Cilliers found that other drivers such as social grants, agriculture, leapfrogging and manufacturing would make the biggest difference in the short term.
But by 2050, the AfCFTA would clearly be exerting the greatest impact on GDP per capita and extreme poverty.
“For example, in lower-middle-income countries it would be boosting annual GDP per capita by over US$1 500, compared to the next biggest factor, technology leapfrogging, which would be adding just over US$900.
“By 2050 also, the AfCFTA would have reduced extreme poverty by over 6 percent, versus the next most effective driver, revolutionised agriculture, which would do so by about 5,5 percent.
Meanwhile, the African leaders should hit the ground running.
From this Africa Day and beyond there should be vigorous talks to conclude critical matters such as tariff schedules, rules of origin and dispute settlements procedures which are still on the table.
Rules of origin stipulate how much of a product must be sourced from within the Free Trade Area for it to qualify for preferential tariff rates.
On the other hand, lessons should be drawn from the Ebola epidemic, to improve the African countries’ public health services, which have suffered the consequences of decades of neglect.
Africa needs to rapidly upgrade those services as well as to improve the capacity of its medical and paramedical workforce.
Of note is that the continent bears one-quarter of the global burden of disease but it has only has two percent of the world’s doctors, according to international public health consultant Cesar Chelala.
To date, progress has been hindered, particularly in rural areas, because the infrastructure and the health services are inadequate, and there is a widespread lack of trained medical personnel.
Africa should decide and address this challenge for the betterment of the continent.
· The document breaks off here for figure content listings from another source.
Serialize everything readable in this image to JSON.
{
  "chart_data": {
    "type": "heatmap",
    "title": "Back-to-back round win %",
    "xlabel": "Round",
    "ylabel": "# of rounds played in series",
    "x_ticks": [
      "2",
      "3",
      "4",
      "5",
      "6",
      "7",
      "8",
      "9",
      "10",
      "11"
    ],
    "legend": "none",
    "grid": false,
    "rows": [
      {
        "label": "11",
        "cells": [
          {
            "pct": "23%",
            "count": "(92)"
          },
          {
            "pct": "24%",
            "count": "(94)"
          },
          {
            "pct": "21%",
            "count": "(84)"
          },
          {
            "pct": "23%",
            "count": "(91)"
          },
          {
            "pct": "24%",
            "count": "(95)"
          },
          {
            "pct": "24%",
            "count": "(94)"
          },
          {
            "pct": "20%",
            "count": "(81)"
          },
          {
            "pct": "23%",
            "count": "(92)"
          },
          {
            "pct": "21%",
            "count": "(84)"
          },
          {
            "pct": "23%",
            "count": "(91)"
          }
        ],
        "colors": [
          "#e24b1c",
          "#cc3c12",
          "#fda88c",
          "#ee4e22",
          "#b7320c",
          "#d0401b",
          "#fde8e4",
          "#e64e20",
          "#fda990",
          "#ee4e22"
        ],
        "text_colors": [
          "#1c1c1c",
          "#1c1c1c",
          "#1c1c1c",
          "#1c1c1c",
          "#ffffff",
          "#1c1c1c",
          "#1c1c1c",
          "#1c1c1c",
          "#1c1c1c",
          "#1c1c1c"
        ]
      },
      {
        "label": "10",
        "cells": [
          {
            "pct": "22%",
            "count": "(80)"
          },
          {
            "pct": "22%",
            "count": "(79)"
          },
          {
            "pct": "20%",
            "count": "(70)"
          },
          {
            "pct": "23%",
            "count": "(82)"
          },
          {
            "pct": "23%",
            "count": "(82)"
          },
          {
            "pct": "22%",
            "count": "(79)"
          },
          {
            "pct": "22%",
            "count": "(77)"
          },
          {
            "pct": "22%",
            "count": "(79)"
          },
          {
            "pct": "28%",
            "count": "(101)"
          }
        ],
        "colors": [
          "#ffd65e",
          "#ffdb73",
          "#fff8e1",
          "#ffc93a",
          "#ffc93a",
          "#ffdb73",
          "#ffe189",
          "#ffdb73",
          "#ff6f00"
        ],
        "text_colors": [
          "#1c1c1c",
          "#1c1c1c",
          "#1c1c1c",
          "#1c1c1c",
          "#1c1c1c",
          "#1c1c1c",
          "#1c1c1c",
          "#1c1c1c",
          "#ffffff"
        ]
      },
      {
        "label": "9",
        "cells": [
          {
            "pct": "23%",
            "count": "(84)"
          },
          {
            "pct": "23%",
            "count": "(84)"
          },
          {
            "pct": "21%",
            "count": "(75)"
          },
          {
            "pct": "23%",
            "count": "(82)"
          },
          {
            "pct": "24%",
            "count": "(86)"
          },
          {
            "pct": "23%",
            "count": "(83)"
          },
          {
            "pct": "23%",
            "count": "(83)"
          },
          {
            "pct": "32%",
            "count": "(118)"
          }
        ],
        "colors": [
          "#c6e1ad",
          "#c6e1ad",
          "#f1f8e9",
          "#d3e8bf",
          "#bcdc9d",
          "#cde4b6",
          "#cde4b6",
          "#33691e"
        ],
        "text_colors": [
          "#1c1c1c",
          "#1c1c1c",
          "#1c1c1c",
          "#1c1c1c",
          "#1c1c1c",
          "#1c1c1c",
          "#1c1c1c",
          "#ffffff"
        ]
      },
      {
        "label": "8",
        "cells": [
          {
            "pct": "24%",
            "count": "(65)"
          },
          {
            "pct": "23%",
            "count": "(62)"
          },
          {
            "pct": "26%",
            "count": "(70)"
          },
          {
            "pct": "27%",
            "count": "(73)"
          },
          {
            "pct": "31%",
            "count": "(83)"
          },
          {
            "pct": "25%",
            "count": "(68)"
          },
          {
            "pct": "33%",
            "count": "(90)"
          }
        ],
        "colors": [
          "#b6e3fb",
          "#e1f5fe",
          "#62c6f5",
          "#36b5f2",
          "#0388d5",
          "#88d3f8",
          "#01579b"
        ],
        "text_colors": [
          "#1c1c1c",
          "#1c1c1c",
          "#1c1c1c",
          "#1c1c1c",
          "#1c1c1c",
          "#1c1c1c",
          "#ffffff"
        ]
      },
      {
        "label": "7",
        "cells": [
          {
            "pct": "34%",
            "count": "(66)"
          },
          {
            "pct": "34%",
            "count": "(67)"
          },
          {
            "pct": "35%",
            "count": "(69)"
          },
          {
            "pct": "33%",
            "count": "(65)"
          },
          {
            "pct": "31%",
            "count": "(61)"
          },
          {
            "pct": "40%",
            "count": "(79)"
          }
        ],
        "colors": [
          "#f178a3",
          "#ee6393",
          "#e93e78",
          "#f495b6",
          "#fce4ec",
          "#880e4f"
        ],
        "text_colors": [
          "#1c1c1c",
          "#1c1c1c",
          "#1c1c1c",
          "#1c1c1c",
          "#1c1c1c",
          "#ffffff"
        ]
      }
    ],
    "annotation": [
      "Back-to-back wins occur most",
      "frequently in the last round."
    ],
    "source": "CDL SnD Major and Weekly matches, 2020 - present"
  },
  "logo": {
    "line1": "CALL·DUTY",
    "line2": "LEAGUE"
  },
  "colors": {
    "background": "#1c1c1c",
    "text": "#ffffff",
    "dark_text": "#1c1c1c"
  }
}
In addition to problems directly related to the health sector, corruption and illicit financial flows are rife and African leaders should collectively strategise to fight these scourges.
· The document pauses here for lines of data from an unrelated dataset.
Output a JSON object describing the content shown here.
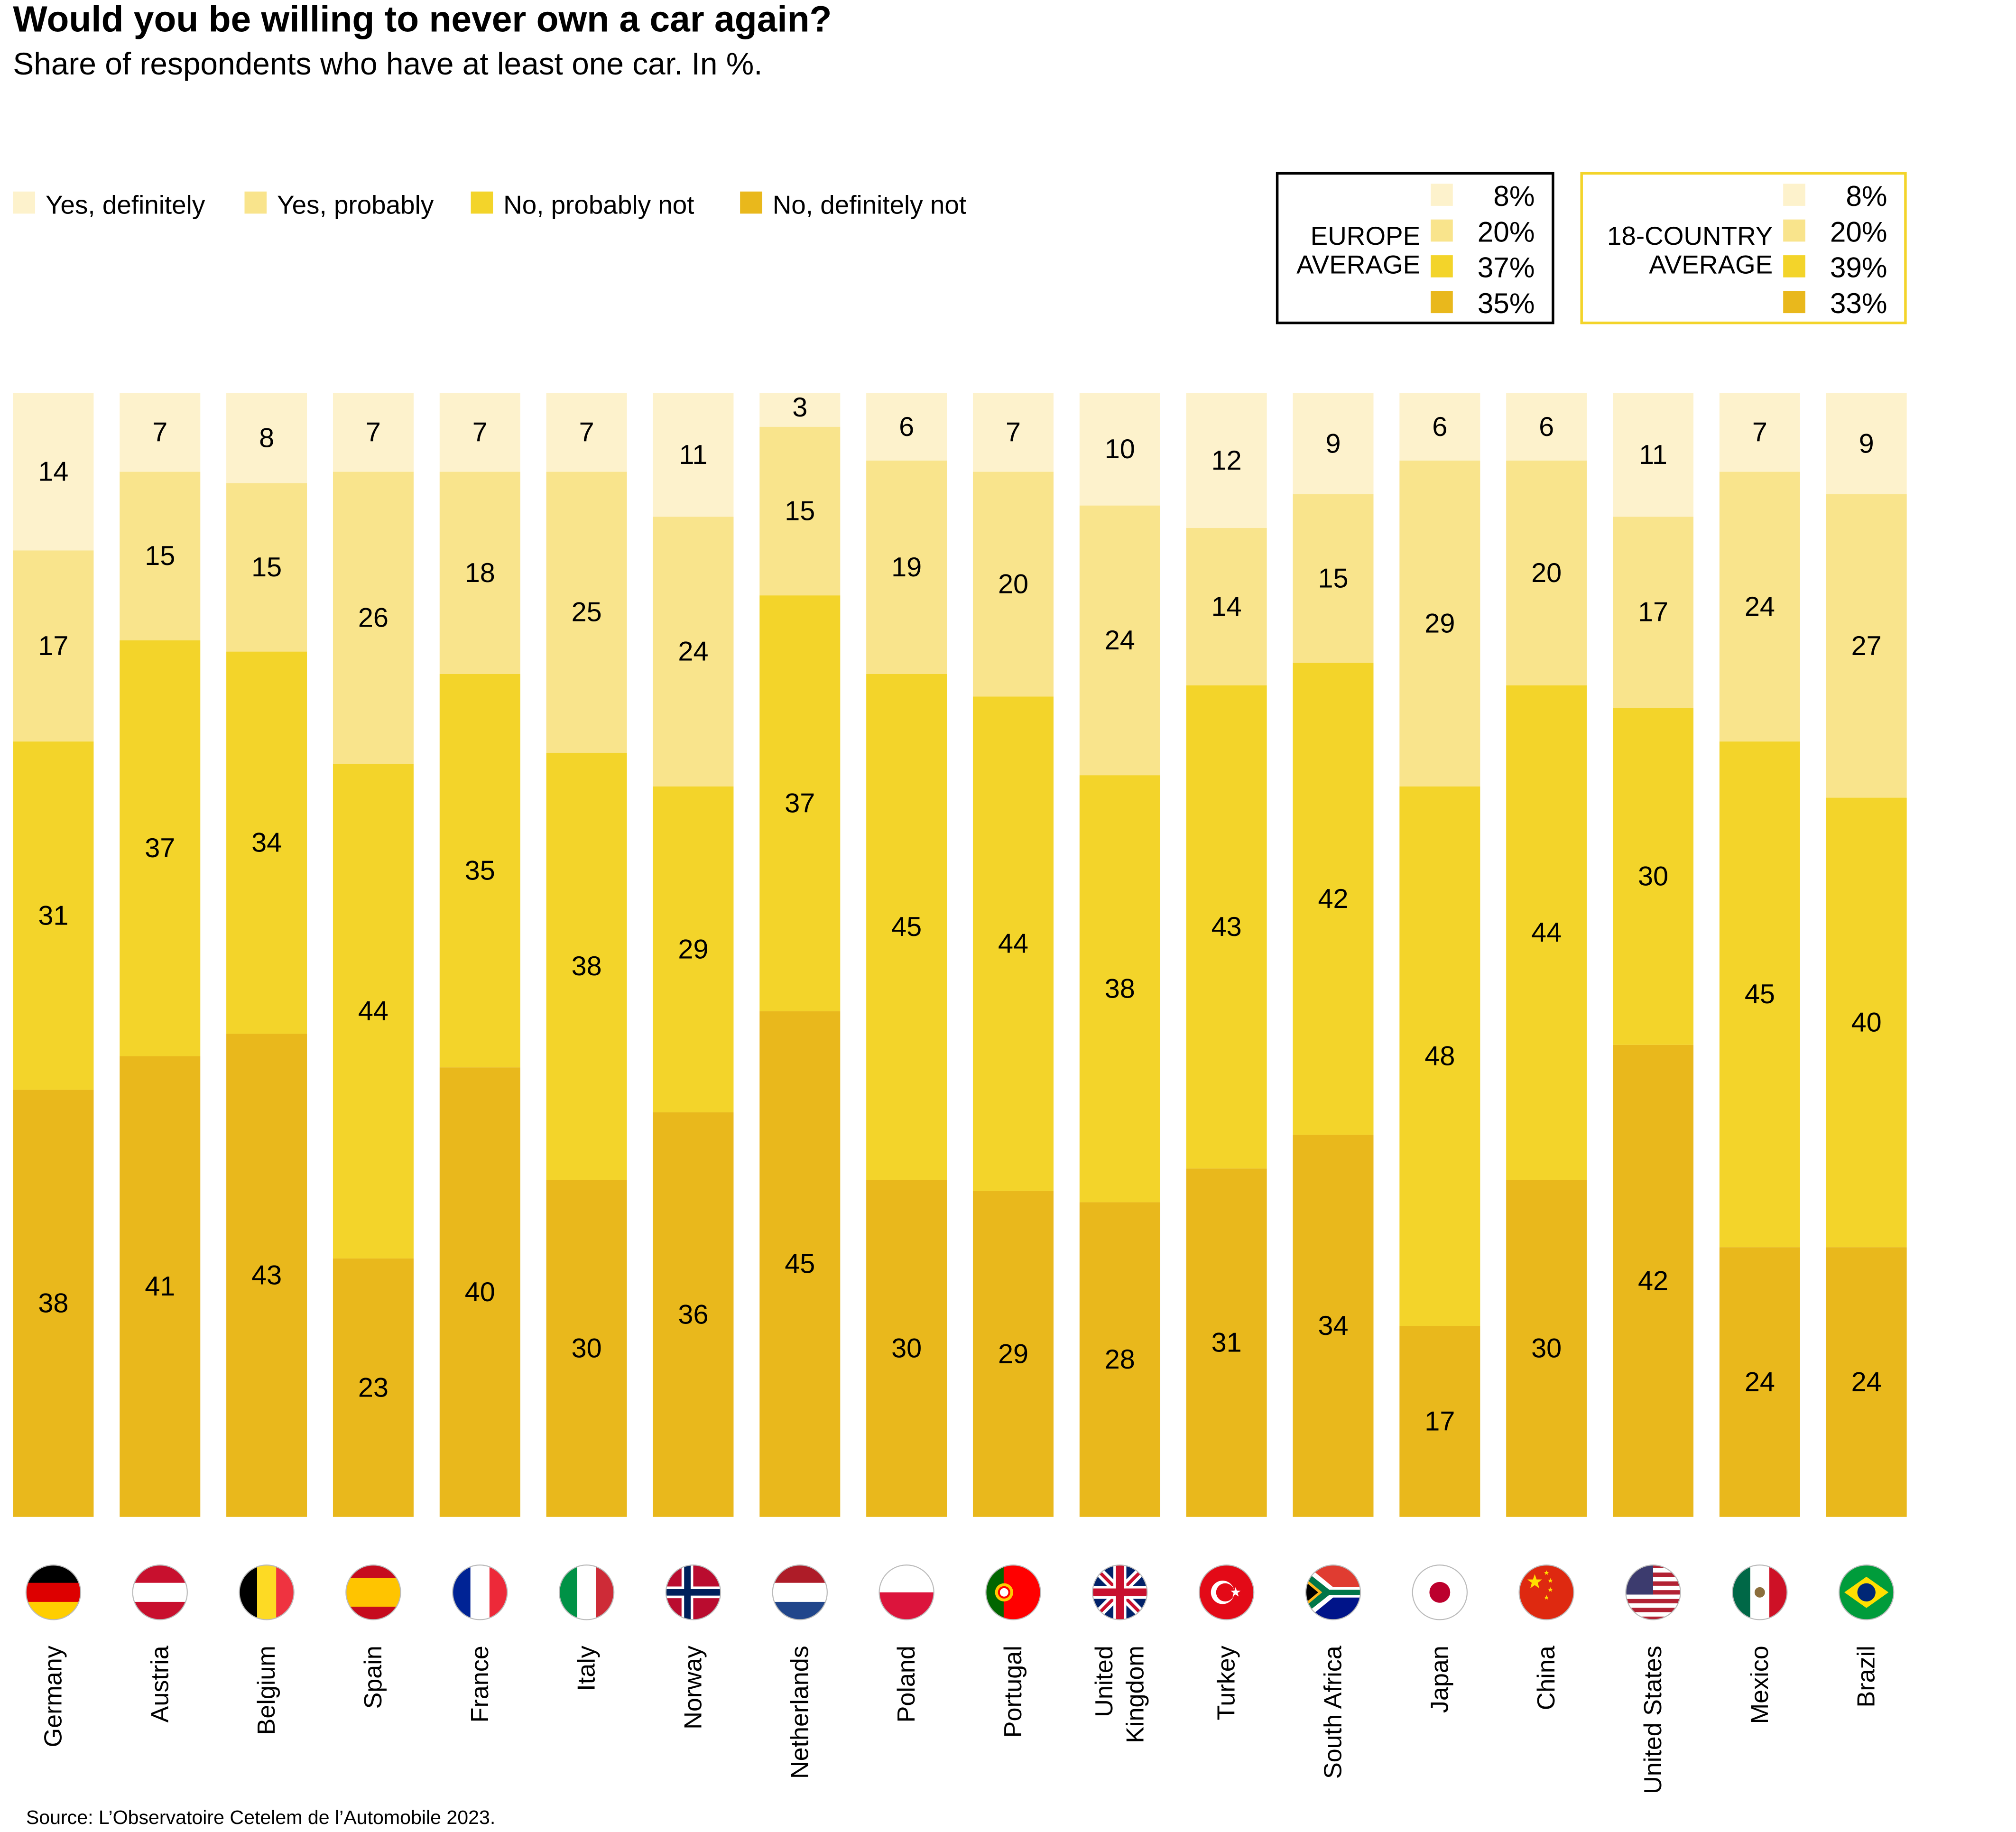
{
  "chart_data": {
    "type": "bar",
    "stacked": true,
    "title": "Would you be willing to never own a car again?",
    "subtitle": "Share of respondents who have at least one car. In %.",
    "source": "Source: L’Observatoire Cetelem de l’Automobile 2023.",
    "legend_position": "top-left",
    "grid": false,
    "colors": [
      "#fdf2cc",
      "#f9e48c",
      "#f3d42a",
      "#e9b81c"
    ],
    "categories": [
      "Germany",
      "Austria",
      "Belgium",
      "Spain",
      "France",
      "Italy",
      "Norway",
      "Netherlands",
      "Poland",
      "Portugal",
      "United Kingdom",
      "Turkey",
      "South Africa",
      "Japan",
      "China",
      "United States",
      "Mexico",
      "Brazil"
    ],
    "series": [
      {
        "name": "Yes, definitely",
        "values": [
          14,
          7,
          8,
          7,
          7,
          7,
          11,
          3,
          6,
          7,
          10,
          12,
          9,
          6,
          6,
          11,
          7,
          9
        ]
      },
      {
        "name": "Yes, probably",
        "values": [
          17,
          15,
          15,
          26,
          18,
          25,
          24,
          15,
          19,
          20,
          24,
          14,
          15,
          29,
          20,
          17,
          24,
          27
        ]
      },
      {
        "name": "No, probably not",
        "values": [
          31,
          37,
          34,
          44,
          35,
          38,
          29,
          37,
          45,
          44,
          38,
          43,
          42,
          48,
          44,
          30,
          45,
          40
        ]
      },
      {
        "name": "No, definitely not",
        "values": [
          38,
          41,
          43,
          23,
          40,
          30,
          36,
          45,
          30,
          29,
          28,
          31,
          34,
          17,
          30,
          42,
          24,
          24
        ]
      }
    ],
    "averages": [
      {
        "label_line1": "EUROPE",
        "label_line2": "AVERAGE",
        "values": [
          "8%",
          "20%",
          "37%",
          "35%"
        ],
        "border_color": "#000000"
      },
      {
        "label_line1": "18-COUNTRY",
        "label_line2": "AVERAGE",
        "values": [
          "8%",
          "20%",
          "39%",
          "33%"
        ],
        "border_color": "#f3d42a"
      }
    ],
    "flags": [
      "germany-flag",
      "austria-flag",
      "belgium-flag",
      "spain-flag",
      "france-flag",
      "italy-flag",
      "norway-flag",
      "netherlands-flag",
      "poland-flag",
      "portugal-flag",
      "united-kingdom-flag",
      "turkey-flag",
      "south-africa-flag",
      "japan-flag",
      "china-flag",
      "united-states-flag",
      "mexico-flag",
      "brazil-flag"
    ]
  }
}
Researchers estimate that Africa has lost in excess of $1 trillion in illicit financial flows.
Also the widespread practice of bribing government officials by foreign companies must be curtailed through the enforcement of national and international laws dealing with this vice.
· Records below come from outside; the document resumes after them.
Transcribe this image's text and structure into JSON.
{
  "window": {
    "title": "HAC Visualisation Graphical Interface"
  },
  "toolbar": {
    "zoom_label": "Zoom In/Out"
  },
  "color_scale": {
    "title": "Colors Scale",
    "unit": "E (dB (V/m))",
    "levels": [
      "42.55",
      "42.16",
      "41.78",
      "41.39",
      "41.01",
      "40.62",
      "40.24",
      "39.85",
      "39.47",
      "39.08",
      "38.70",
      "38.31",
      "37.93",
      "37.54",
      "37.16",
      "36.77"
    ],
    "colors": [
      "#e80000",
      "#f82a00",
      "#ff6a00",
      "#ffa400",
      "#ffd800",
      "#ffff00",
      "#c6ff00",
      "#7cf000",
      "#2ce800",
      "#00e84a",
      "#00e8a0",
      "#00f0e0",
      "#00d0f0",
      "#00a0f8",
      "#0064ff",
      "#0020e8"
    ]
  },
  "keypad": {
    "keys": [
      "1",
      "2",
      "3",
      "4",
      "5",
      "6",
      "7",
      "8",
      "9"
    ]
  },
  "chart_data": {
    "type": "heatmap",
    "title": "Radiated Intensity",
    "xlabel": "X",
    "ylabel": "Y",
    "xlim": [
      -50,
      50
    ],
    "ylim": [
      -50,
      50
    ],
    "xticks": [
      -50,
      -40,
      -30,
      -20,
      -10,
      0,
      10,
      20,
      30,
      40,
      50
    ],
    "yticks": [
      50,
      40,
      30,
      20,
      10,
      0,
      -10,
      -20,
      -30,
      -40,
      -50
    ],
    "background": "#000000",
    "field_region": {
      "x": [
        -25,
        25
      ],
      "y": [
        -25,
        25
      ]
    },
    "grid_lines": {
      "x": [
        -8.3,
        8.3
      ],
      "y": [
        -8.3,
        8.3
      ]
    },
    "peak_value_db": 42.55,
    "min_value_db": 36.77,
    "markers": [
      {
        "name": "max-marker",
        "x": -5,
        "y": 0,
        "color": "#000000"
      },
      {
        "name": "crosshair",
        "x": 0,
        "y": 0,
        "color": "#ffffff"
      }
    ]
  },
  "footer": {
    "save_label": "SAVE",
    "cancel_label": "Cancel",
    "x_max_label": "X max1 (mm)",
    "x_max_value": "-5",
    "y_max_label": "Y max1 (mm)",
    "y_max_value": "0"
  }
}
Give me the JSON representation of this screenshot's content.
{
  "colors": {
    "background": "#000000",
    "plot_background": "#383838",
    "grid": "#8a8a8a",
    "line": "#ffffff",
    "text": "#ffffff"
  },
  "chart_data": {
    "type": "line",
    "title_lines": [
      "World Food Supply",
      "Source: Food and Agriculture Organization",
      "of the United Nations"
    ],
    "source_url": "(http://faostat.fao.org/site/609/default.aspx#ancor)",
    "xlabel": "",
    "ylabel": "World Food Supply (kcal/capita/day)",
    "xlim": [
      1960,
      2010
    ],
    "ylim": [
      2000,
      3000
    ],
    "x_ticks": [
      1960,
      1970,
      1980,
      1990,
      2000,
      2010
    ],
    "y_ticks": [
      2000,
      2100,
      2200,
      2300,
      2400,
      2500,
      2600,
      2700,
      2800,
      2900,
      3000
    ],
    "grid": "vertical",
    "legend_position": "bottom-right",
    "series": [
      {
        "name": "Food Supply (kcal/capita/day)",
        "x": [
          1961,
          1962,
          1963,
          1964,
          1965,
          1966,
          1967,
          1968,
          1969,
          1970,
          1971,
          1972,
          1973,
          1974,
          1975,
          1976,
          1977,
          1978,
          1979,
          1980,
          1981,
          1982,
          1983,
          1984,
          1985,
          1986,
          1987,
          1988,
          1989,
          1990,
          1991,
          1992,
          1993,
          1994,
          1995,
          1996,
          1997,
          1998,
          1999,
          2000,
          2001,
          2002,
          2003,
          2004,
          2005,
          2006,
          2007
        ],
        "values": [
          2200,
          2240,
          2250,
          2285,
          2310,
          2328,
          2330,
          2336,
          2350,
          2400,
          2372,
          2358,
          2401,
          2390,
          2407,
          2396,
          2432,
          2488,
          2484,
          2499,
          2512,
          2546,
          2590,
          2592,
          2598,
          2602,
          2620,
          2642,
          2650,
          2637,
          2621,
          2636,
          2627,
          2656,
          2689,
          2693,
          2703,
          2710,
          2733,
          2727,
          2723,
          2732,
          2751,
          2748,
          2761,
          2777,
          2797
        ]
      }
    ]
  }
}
There should be unity of purpose which will strengthen African states.
The weaknesses of a state affect the fight against poverty in a number of ways.
Firstly, fighting poverty requires direct policy interventions, yet poorer African countries are less effective in reaching their poor.
For example, African governments should have the data and administrative know-how necessary to reliably identify their poor.
This means they can’t target resources to them. Anti-poverty programmes in countries such as Malawi, Mali, Niger and Nigeria miss many of their poorest households, and Zimbabwe is not an exception.
According to the World Economic Forum: “The growing evidence on the gaps in state capacity and the importance of effective states for poverty reduction implies that, without significant improvement in governance, Africa may fall further behind in meeting the first sustainable development goal target of ending poverty.
“To accelerate the end of poverty, African states should focus on developing enough capability for designing and delivering poverty reduction strategies. Implementing these reforms is vital. After all, improving the quality of government is not only important to accelerating poverty reduction. It’s also a development goal in itself,” it says.
“This Africa Day should not be just a public holiday, but lessons should be drawn from the late revolutionary icon, Kwame Nkrumah, who once said, ‘Africa must unite or perish!’ Without genuine African unity, our continent will remain at the mercy of imperialist domination and exploitation.”